Еще один немаловажный момент. Надо, чтобы тебе повезло с учителями. Мне повезло. Мне повезло, что, когда многие твердили, что верлибр вообще не годится для русского языка, что он у нас «не получается», Михаил Зенкевич с высоты своего более чем полувекового опыта сказал мне - «а у вас получается!» Повезло, когда Арсений Тарковский направил меня к жене всесильного тогда Степана Щипачева, посетовав на то, что сам он в издательствах, к сожалению, веса не имеет, но вот если жена известного лирика меня порекомендует, тогда… Но она мне сказала, что лирику сейчас (60-е годы) «писать не модно», чем сильно расстроила Арсения Александровича. Повезло мне и с Аркадием Акимовичем Штейнбергом, который вообще любил учить уму-разуму литературную молодежь. Повезло с Вадимом Кожиновым, который поддерживал все мои «критические» замыслы. И не в последнюю очередь повезло с филологической наукой, которую мне преподал академик Ю.В.Рождественский.

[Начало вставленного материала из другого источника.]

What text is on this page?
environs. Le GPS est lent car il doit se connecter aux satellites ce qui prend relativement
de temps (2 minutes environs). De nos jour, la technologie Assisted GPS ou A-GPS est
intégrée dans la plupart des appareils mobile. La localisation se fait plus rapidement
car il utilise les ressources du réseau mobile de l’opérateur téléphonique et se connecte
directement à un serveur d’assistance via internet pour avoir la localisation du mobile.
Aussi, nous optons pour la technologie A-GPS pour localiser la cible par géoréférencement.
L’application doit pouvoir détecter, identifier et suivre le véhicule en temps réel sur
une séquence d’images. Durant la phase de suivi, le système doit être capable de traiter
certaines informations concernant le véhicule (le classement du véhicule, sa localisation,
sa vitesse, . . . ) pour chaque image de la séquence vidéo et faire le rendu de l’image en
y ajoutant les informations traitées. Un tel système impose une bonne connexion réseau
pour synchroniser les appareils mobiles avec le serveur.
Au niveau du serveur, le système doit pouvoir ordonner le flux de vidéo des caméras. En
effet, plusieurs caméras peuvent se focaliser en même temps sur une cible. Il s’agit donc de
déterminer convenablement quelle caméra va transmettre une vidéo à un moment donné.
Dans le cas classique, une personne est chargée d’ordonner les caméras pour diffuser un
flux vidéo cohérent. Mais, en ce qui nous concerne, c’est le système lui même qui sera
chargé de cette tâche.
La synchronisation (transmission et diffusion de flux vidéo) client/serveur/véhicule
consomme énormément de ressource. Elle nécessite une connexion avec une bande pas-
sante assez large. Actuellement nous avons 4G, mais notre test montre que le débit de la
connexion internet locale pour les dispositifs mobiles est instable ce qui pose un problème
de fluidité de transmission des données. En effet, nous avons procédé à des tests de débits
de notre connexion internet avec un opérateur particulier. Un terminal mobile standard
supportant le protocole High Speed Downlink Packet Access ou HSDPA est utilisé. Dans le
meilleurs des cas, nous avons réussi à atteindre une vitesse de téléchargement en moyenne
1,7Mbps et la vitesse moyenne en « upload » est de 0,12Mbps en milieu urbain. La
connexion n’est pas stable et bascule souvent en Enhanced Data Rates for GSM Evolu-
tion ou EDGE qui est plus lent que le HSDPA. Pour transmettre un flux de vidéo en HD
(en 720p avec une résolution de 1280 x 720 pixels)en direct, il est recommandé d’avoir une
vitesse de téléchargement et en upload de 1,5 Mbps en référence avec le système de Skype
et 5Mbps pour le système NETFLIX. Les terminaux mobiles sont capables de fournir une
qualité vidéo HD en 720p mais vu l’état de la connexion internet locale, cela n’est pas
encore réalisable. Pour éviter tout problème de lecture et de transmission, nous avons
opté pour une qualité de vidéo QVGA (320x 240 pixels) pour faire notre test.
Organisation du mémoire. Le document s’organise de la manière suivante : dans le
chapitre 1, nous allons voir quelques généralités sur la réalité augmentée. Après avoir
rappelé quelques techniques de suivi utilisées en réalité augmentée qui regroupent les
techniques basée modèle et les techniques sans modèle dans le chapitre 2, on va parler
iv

Сейчас подобного понятия об учительстве нет, потому что для вхождения в литературу важнее не культурные, а финансовые авторитеты. Произошел слом поколения, от старших ничего не зависит. И превращение литературы в коммерческую деятельность диктует талантам совсем иное поведение.

Нынешняя поэзия по-прежнему эстрадна и тихо лирична?

Деление поэзии на эстрадную и тихую было актуально, когда поэзия была частью актуальной культуры. Эстрадная поэзия притянула к себе внимание граждански ангажированной публики, но не эстетически заинтересованной. Это понизило художественный уровень и повысило тиражи. Падение интереса к поэзии во многом связано или с отсутствием гражданского интереса, или с перенесением его в область чистой коммерции (жажда наживы), что проповедуется у нас средствами массовой информации.

Существует не эстрадная и тихая лирика, а поэзия внешнего и внутреннего пафоса. Внешний пафос с гражданской ангажированности перенесен сегодня в сферу достижения личного успеха. Весь постмодернизм основывается на подобном коммерческом интересе. В этом смысле шумные постмодернисты прямые наследники эстрадников. Потому именно их поддерживает телевидение. Потому в поэты и выдвигаются поэты-песенники и рок-музыканты.

Поэзия внутреннего пафоса обращается сквозь свою душу к другой душе, а при сегодняшнем поношении всякого рода духовности такой поэт не доходит до «родственной души», его просто к ней не подпускают «каналы связи». Душа не имеет продажной цены.

Это не значит, что нет настоящих поэтов, просто искореняется «настоящий» читатель, который, кроме того, что ему постоянно промывают мозги, еще и элементарно беден, чтобы заказывать себе достойную литературу.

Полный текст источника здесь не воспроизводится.